Evaluate the integral $\int_{0}^{2} \frac{d x}{x+4-x^{2}}$.

We have the integral $I = \int_{0}^{2} \frac{d x}{x+4-x^{2}}$.
First,complete the square in the denominator: $x+4-x^{2} = -(x^{2}-x-4) = -\left(x^{2}-x+\frac{1}{4}-\frac{1}{4}-4\right) = -\left(\left(x-\frac{1}{2}\right)^{2}-\frac{17}{4}\right) = \left(\frac{\sqrt{17}}{2}\right)^{2}-\left(x-\frac{1}{2}\right)^{2}$.
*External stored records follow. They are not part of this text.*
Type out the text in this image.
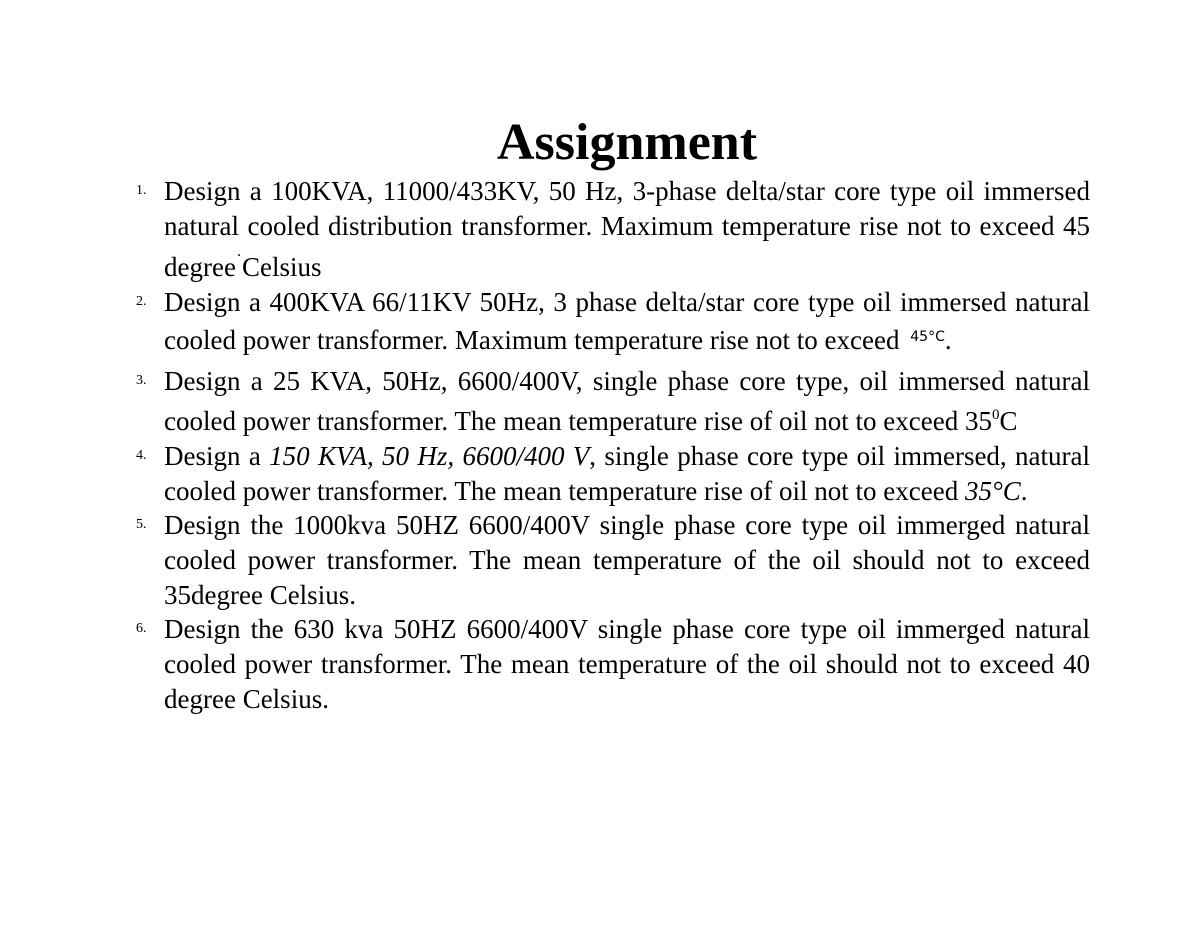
Assignment
1. Design a 100KVA, 11000/433KV, 50 Hz, 3-phase delta/star core type oil immersed natural cooled distribution transformer. Maximum temperature rise not to exceed 45 degree˙Celsius
2. Design a 400KVA 66/11KV 50Hz, 3 phase delta/star core type oil immersed natural cooled power transformer. Maximum temperature rise not to exceed $^{45^\circ C}$.
3. Design a 25 KVA, 50Hz, 6600/400V, single phase core type, oil immersed natural cooled power transformer. The mean temperature rise of oil not to exceed $35^0C$
4. Design a 150 KVA, 50 Hz, 6600/400 V, single phase core type oil immersed, natural cooled power transformer. The mean temperature rise of oil not to exceed 35°C.
5. Design the 1000kva 50HZ 6600/400V single phase core type oil immerged natural cooled power transformer. The mean temperature of the oil should not to exceed 35degree Celsius.
6. Design the 630 kva 50HZ 6600/400V single phase core type oil immerged natural cooled power transformer. The mean temperature of the oil should not to exceed 40 degree Celsius.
Now,the integral becomes $I = \int_{0}^{2} \frac{d x}{\left(\frac{\sqrt{17}}{2}\right)^{2}-\left(x-\frac{1}{2}\right)^{2}}$.
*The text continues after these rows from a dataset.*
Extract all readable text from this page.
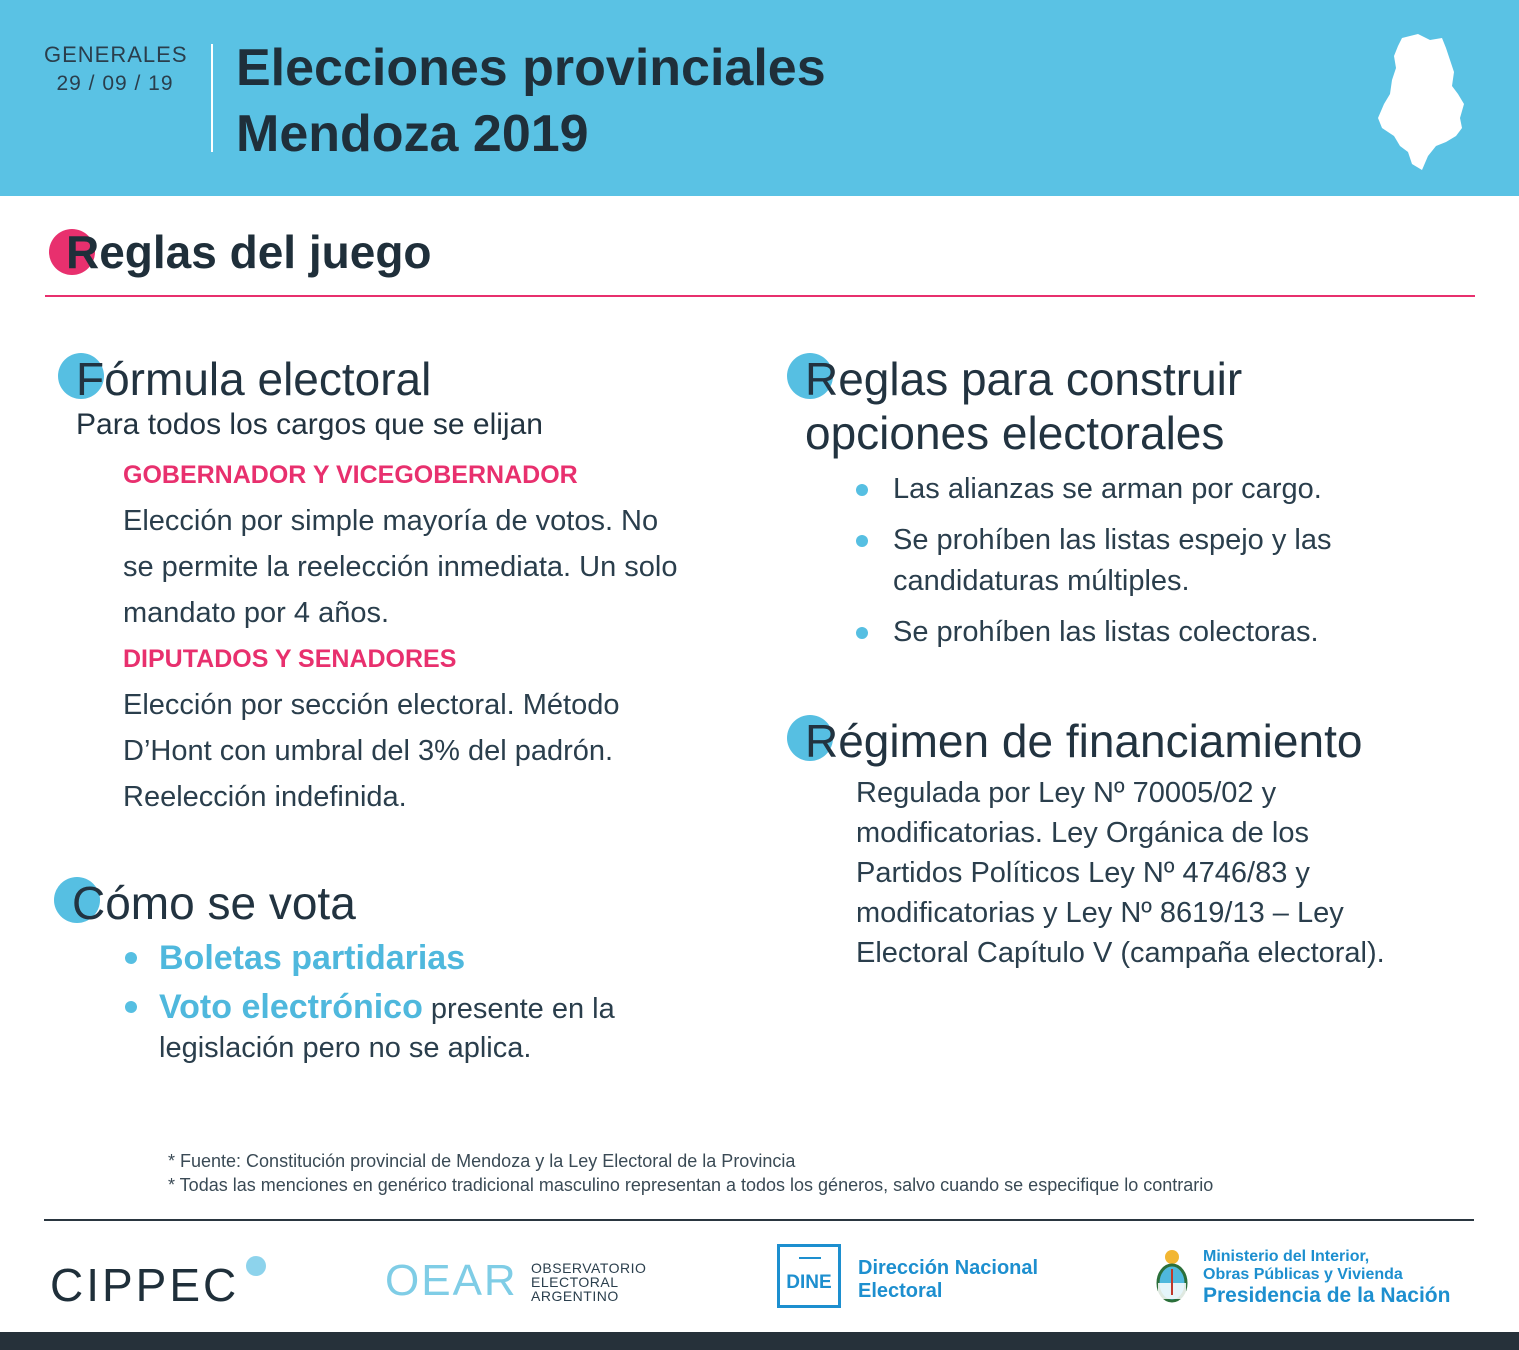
GENERALES
29 / 09 / 19 Elecciones provinciales
Mendoza 2019
Reglas del juego
Fórmula electoral
Para todos los cargos que se elijan
GOBERNADOR Y VICEGOBERNADOR
Elección por simple mayoría de votos. No
se permite la reelección inmediata. Un solo
mandato por 4 años.
DIPUTADOS Y SENADORES
Elección por sección electoral. Método
D’Hont con umbral del 3% del padrón.
Reelección indefinida.
Cómo se vota
Boletas partidarias
Voto electrónico presente en la
legislación pero no se aplica.
Reglas para construir
opciones electorales
Las alianzas se arman por cargo.
Se prohíben las listas espejo y las
candidaturas múltiples.
Se prohíben las listas colectoras.
Régimen de financiamiento
Regulada por Ley Nº 70005/02 y
modificatorias. Ley Orgánica de los
Partidos Políticos Ley Nº 4746/83 y
modificatorias y Ley Nº 8619/13 – Ley
Electoral Capítulo V (campaña electoral).
* Fuente: Constitución provincial de Mendoza y la Ley Electoral de la Provincia
* Todas las menciones en genérico tradicional masculino representan a todos los géneros, salvo cuando se especifique lo contrario
CIPPEC	OEAR OBSERVATORIO
ELECTORAL
ARGENTINO
DINE
Dirección Nacional
Electoral
Ministerio del Interior,
Obras Públicas y Vivienda
Presidencia de la Nación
Let $t = x-\frac{1}{2}$,then $dt = dx$. When $x=0, t=-\frac{1}{2}$ and when $x=2, t=\frac{3}{2}$.
Using the formula $\int \frac{dx}{a^{2}-x^{2}} = \frac{1}{2a} \log \left| \frac{a+x}{a-x} \right| + C$,we get:
$I = \left[ \frac{1}{2(\frac{\sqrt{17}}{2})} \log \left| \frac{\frac{\sqrt{17}}{2}+t}{\frac{\sqrt{17}}{2}-t} \right| \right]_{-\frac{1}{2}}^{\frac{3}{2}} = \frac{1}{\sqrt{17}} \left[ \log \left| \frac{\sqrt{17}+2t}{\sqrt{17}-2t} \right| \right]_{-\frac{1}{2}}^{\frac{3}{2}}$.
Substituting the limits: $I = \frac{1}{\sqrt{17}} \left( \log \left| \frac{\sqrt{17}+3}{\sqrt{17}-3} \right| - \log \left| \frac{\sqrt{17}-1}{\sqrt{17}+1} \right| \right) = \frac{1}{\sqrt{17}} \log \left( \frac{\sqrt{17}+3}{\sqrt{17}-3} \times \frac{\sqrt{17}+1}{\sqrt{17}-1} \right)$.
Simplifying the argument: $\frac{(\sqrt{17}+3)(\sqrt{17}+1)}{(\sqrt{17}-3)(\sqrt{17}-1)} = \frac{17+\sqrt{17}+3\sqrt{17}+3}{17-\sqrt{17}-3\sqrt{17}+3} = \frac{20+4\sqrt{17}}{20-4\sqrt{17}} = \frac{5+\sqrt{17}}{5-\sqrt{17}}$.
Rationalizing: $\frac{(5+\sqrt{17})^{2}}{25-17} = \frac{25+17+10\sqrt{17}}{8} = \frac{42+10\sqrt{17}}{8} = \frac{21+5\sqrt{17}}{4}$.
Thus,$I = \frac{1}{\sqrt{17}} \log \left( \frac{21+5\sqrt{17}}{4} \right)$.